Abstract

When we examine a town map or view the town from a height we obtain survey knowledge, knowledge of the spatial configuration. When we navigate through the town we acquire procedural knowledge, knowledge about how our route connects different locations in the town. Three experiments investigated whether everyday cognitive maps formed after repeated navigation are primarily configurational or procedural when both configurational and procedural information on the routes travelled are available. If such maps are procedural then arguably they can be markedly inaccurate and lead to incorrect direction giving. The three experiments focussed on direction and location errors associated with constructing cognitive maps of routes from a town to a nearby university. Experiment 1 (N = 157), carried out when only one route was available, found that the distribution of the relative locations of the start and end points of the route from a frequentlynavigate-group's maps was markedly bimodal, including a large subset of similar but markedly inaccurate responses. In contrast, the distribution from an incidentally-map-experienced only group was unimodal and portrayed a high level of accuracy.
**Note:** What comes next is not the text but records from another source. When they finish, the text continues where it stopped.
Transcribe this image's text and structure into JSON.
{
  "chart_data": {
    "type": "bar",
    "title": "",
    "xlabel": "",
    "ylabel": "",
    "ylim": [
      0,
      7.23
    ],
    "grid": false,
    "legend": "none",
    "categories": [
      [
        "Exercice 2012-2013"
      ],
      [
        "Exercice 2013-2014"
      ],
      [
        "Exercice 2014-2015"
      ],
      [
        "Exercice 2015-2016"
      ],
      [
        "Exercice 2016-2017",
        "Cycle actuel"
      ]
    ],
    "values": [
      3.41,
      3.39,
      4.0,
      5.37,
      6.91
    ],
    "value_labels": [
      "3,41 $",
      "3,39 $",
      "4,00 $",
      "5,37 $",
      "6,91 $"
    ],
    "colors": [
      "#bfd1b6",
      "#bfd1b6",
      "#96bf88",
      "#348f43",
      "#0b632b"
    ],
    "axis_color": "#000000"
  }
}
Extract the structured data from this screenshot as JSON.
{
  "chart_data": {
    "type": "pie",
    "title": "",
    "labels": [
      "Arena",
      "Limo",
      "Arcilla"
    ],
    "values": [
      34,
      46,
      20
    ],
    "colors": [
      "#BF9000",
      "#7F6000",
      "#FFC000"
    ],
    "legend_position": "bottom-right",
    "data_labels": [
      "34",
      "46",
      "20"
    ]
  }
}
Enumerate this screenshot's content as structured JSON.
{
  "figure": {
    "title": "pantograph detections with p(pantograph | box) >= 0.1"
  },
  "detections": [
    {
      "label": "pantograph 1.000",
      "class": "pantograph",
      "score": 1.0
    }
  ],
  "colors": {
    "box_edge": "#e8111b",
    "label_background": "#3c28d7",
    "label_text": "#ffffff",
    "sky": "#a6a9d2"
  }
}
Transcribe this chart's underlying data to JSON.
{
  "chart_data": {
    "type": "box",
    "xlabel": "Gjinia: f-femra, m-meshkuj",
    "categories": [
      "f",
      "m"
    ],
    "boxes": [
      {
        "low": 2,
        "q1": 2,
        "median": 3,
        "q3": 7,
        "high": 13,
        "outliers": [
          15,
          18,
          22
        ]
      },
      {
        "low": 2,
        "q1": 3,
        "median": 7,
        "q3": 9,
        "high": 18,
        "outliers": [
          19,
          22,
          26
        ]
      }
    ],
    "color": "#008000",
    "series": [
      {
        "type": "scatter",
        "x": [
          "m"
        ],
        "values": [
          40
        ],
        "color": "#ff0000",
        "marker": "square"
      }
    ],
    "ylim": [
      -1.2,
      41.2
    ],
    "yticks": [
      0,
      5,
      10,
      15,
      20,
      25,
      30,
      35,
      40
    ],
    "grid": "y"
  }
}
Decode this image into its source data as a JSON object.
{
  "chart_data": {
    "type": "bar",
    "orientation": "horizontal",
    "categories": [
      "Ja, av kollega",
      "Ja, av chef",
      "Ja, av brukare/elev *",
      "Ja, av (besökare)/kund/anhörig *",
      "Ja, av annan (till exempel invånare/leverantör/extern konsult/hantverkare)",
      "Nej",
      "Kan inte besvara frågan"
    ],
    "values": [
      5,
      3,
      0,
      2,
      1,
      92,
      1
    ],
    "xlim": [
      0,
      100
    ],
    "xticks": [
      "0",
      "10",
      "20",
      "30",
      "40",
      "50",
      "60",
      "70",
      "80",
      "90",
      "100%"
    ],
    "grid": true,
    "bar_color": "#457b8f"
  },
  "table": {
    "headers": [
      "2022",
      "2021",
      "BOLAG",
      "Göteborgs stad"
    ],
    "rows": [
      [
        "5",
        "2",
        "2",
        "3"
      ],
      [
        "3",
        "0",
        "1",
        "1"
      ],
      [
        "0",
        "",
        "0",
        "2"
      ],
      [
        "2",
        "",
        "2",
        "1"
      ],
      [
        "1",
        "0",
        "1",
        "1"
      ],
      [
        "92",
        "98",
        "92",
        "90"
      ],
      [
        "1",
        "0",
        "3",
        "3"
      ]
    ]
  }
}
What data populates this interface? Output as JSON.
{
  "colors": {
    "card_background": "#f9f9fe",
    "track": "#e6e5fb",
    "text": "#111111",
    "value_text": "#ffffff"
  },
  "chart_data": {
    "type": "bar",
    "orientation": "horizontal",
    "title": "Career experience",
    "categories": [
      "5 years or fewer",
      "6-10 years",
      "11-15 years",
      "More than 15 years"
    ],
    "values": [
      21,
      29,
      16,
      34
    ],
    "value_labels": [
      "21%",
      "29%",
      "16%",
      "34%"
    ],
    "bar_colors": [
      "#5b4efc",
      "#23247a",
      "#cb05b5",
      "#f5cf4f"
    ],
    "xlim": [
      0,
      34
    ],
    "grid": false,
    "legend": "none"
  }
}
Experiment 2 (N = 38) found that following the opening of a second route to the university navigators produced different patterns of directional errors across their cognitive maps of the old and new routes. Experiment 3 (N = 47) found that instructions to include a new detour in an otherwise straight street on the route led to statistically significantly more distortions of the street than instructions to ignore the new detour. The data are consistent with the view that everyday cognitive maps formed after repeated navigation are very often likely to be procedural, and also show a plasticity associated with the dominance in travelers' memories of what they do over what they view.